Editor’s Note: Life in a Pandemic and Beyond
To say that society has changed over the past six months would be a monumental understatement. The pandemic has reshaped countless lives, most of them for the worse. Piled on top of those woes is the murder of George Floyd, a tragedy that sent the nation reeling while revealing yet another example of an underbelly filled with hate and disregard for the disenfranchised.
Through it all, social workers have continued their valuable contributions, albeit through slightly different means, whether it’s working from home or venturing out wearing gear they could never have imagined donning. They’re addressing so many concerns that it’s difficult to spotlight just one. Nevertheless, we can take a look at a few that have come to the forefront as well as acknowledge other issues affecting the profession and the achievements of a Civil Rights icon.
Child welfare: With many caseworkers stuck at home or taking leave, imperiled children have become more vulnerable. Contacting families by phone doesn’t produce the same results as in-home visits. But a lack of protective equipment and other means of support has made child welfare workers less likely to perform their normal duties.
Mental health: Several surveys from reputable sources have pointed out the toll the pandemic is taking on mental health. It’s important to note that social workers are dealing with the crisis from both sides of the aisle—they’re helping facilitate the treatment of others while also personally combating the pandemic’s psychological effects.

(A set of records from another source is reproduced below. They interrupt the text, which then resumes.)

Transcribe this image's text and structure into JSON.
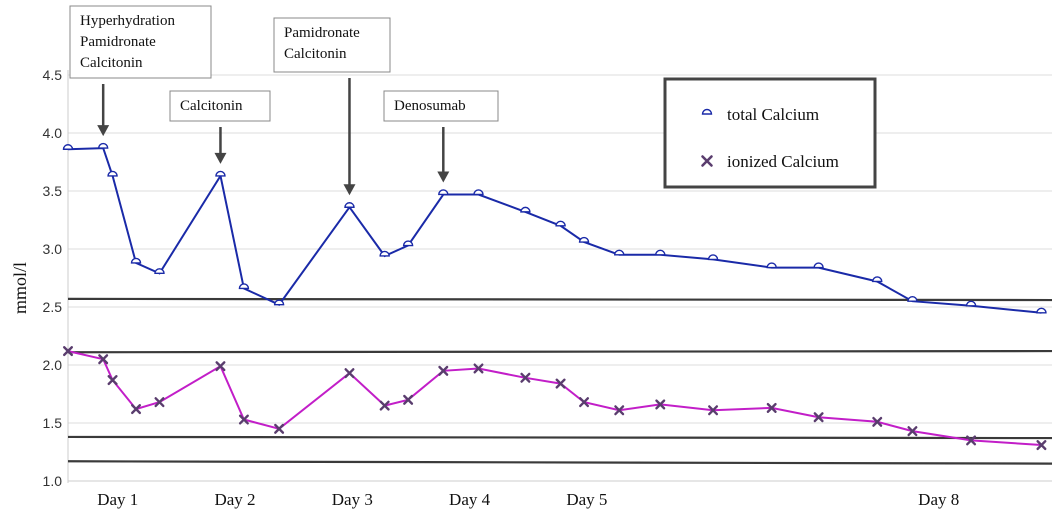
{
  "chart_data": {
    "type": "line",
    "ylabel": "mmol/l",
    "xlabel": "",
    "ylim": [
      1.0,
      4.5
    ],
    "yticks": [
      "1.0",
      "1.5",
      "2.0",
      "2.5",
      "3.0",
      "3.5",
      "4.0",
      "4.5"
    ],
    "grid": "horizontal",
    "x_tick_labels": [
      {
        "label": "Day 1",
        "x": 1.0
      },
      {
        "label": "Day 2",
        "x": 2.0
      },
      {
        "label": "Day 3",
        "x": 3.0
      },
      {
        "label": "Day 4",
        "x": 4.0
      },
      {
        "label": "Day 5",
        "x": 5.0
      },
      {
        "label": "Day 8",
        "x": 8.0
      }
    ],
    "series": [
      {
        "name": "total Calcium",
        "color": "#1a2aa8",
        "marker": "half-circle",
        "points": [
          [
            0.61,
            3.86
          ],
          [
            0.91,
            3.87
          ],
          [
            0.99,
            3.63
          ],
          [
            1.19,
            2.88
          ],
          [
            1.39,
            2.79
          ],
          [
            1.91,
            3.63
          ],
          [
            2.11,
            2.66
          ],
          [
            2.41,
            2.52
          ],
          [
            3.01,
            3.36
          ],
          [
            3.31,
            2.94
          ],
          [
            3.51,
            3.03
          ],
          [
            3.81,
            3.47
          ],
          [
            4.11,
            3.47
          ],
          [
            4.51,
            3.32
          ],
          [
            4.81,
            3.2
          ],
          [
            5.01,
            3.06
          ],
          [
            5.31,
            2.95
          ],
          [
            5.66,
            2.95
          ],
          [
            6.11,
            2.91
          ],
          [
            6.61,
            2.84
          ],
          [
            7.01,
            2.84
          ],
          [
            7.51,
            2.72
          ],
          [
            7.81,
            2.55
          ],
          [
            8.31,
            2.51
          ],
          [
            8.91,
            2.45
          ]
        ]
      },
      {
        "name": "ionized Calcium",
        "color": "#c21ec8",
        "marker": "x",
        "points": [
          [
            0.61,
            2.12
          ],
          [
            0.91,
            2.05
          ],
          [
            0.99,
            1.87
          ],
          [
            1.19,
            1.62
          ],
          [
            1.39,
            1.68
          ],
          [
            1.91,
            1.99
          ],
          [
            2.11,
            1.53
          ],
          [
            2.41,
            1.45
          ],
          [
            3.01,
            1.93
          ],
          [
            3.31,
            1.65
          ],
          [
            3.51,
            1.7
          ],
          [
            3.81,
            1.95
          ],
          [
            4.11,
            1.97
          ],
          [
            4.51,
            1.89
          ],
          [
            4.81,
            1.84
          ],
          [
            5.01,
            1.68
          ],
          [
            5.31,
            1.61
          ],
          [
            5.66,
            1.66
          ],
          [
            6.11,
            1.61
          ],
          [
            6.61,
            1.63
          ],
          [
            7.01,
            1.55
          ],
          [
            7.51,
            1.51
          ],
          [
            7.81,
            1.43
          ],
          [
            8.31,
            1.35
          ],
          [
            8.91,
            1.31
          ]
        ]
      }
    ],
    "reference_lines": [
      {
        "y_start": 2.57,
        "y_end": 2.56
      },
      {
        "y_start": 2.11,
        "y_end": 2.12
      },
      {
        "y_start": 1.38,
        "y_end": 1.37
      },
      {
        "y_start": 1.17,
        "y_end": 1.15
      }
    ],
    "annotations": [
      {
        "lines": [
          "Hyperhydration",
          "Pamidronate",
          "Calcitonin"
        ],
        "arrow_x": 0.91,
        "arrow_y": 3.87
      },
      {
        "lines": [
          "Calcitonin"
        ],
        "arrow_x": 1.91,
        "arrow_y": 3.63
      },
      {
        "lines": [
          "Pamidronate",
          "Calcitonin"
        ],
        "arrow_x": 3.01,
        "arrow_y": 3.36
      },
      {
        "lines": [
          "Denosumab"
        ],
        "arrow_x": 3.81,
        "arrow_y": 3.47
      }
    ],
    "legend": {
      "position": "top-right",
      "entries": [
        "total Calcium",
        "ionized Calcium"
      ]
    }
  }
}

COVID in the prison population: An approach that could be described as callous has made America’s prisons a petri dish for COVID-19. Inmate advocates have urged stronger measures to ensure prisoner safety. Many states have released prisoners, a strategy that also has consequences. For example, a man awaiting trial in Alexandria, VA, on several charges, including rape, violated the terms of his release and subsequently murdered his accuser, according to police.
Vaccine distribution: We’re all (well, not quite all, I guess) hoping for the day a vaccine arrives. Where will minorities stand in the line? To ensure chaos doesn’t reign, a plan must be in place.
The November election: It’s essential that everyone is given the same opportunity to cast their ballot, whether it’s in person or by mail. Color me skeptical. When I completed my application to vote by mail—the form was super easy to fill out here in Pennsylvania—I discovered an odd problem: It did not fit into the return envelope. I hope they accept folded forms.
John Lewis: Despite President Trump saying in an interview with Axios on HBO that he was unsure how history would remember the late congressman, an army of others spoke eloquently about the Civil Rights hero’s impact on America. Perhaps my favorite came from Sherrilyn Ifill, president and director-counsel of the NAACP Legal Defense and Educational fund: “I don’t know of another leader in this country with the moral standing of Rep. John Lewis. His life and work helped shape the best of our national identity.”
In the challenging months ahead, it will be up to the social work profession to follow in Lewis’ legacy.